Valve: Your Bitcoin Isn't Any Good on Steam Anymore

Share

"At this point, it has become untenable to support Bitcoin as a payment option", Valve said. According to the company, the reason for dropping Bitcoin is twofold: volatility is a concern, as are the rising cost of transactions fees on the Bitcoin network.

Valve's popular gaming and digital distribution platform Steam started accepting bitcoin payments back in April 2016, when the cryptocurrency was trading at about $450. Valve announced the news in a post to the Steam Blog today.

Bitcoin's recent rise in value has made some of its investors rich, most notably the Winklevoss twins who bought $11 million of the cryptocurrency when each coin was valued at $120.

Bitcoin valuation has become a problem recently as well, as the value fluctuates wildly over very short spans of time.

In the past few months we've seen an increase in the volatility in the value of Bitcoin and a significant increase in the fees to process transactions on the Bitcoin network. With Valve unable to control these blockchain-linked costs (passed on from third-party Bitpay), the company anxious that it was leading to "unreasonably high costs for purchasing games when paying with Bitcoin" (though apparently these are costs Bitcoin users as a whole have been willing to shoulder of late).

More news: 'Today' show rules in ratings after Lauer gets canned

It said that fees to process Bitcoin payments had "skyrocketed" in 2017, making the virtual currency much less attractive as an option. Over the last week alone, the price has gone from $9,500 for a single Bitcoin to over $13,000. "This creates a problem for customers trying to purchase games with Bitcoin".

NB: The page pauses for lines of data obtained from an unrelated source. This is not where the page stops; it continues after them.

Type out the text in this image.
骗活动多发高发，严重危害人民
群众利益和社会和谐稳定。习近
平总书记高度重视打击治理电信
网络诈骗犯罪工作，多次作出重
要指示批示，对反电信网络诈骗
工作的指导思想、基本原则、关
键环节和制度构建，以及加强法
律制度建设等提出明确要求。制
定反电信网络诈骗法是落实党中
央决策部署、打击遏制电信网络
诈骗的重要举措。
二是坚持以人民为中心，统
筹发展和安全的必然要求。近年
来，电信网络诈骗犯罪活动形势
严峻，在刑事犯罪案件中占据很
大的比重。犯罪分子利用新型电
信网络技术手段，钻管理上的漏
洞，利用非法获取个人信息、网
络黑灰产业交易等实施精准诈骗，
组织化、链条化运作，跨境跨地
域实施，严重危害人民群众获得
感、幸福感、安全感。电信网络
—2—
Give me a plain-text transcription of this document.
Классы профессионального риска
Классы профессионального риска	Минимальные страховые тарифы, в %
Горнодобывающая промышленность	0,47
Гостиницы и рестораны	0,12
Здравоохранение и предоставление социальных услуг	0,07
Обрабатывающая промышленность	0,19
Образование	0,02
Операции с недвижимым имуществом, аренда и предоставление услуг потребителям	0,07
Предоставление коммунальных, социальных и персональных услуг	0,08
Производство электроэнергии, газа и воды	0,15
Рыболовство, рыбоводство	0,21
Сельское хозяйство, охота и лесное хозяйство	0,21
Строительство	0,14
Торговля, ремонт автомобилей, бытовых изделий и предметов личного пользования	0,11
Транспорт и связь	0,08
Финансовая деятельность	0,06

"When checking out on Steam, a customer will transfer x amount of Bitcoin for the cost of the game, plus y amount of Bitcoin to cover the transaction fee charged by the Bitcoin network", the company said. "The amount it can change has been increasing recently to a point where it can be significantly different", the blog post reads.

There's no good customer service response to this problem, Valve added, because if there's an imbalance in payments the same problem can repeat itself, and users can be hit with additional transaction fees.

Various cryptocurrency enthusiasts attempted to get Valve to consider accepting other cryptocurrencies as an alternative to bitcoin. However, the post did end by stating that Steam may re-evaluate Bitcoin in the future and decide then whether or not it is suitable for the company and its community.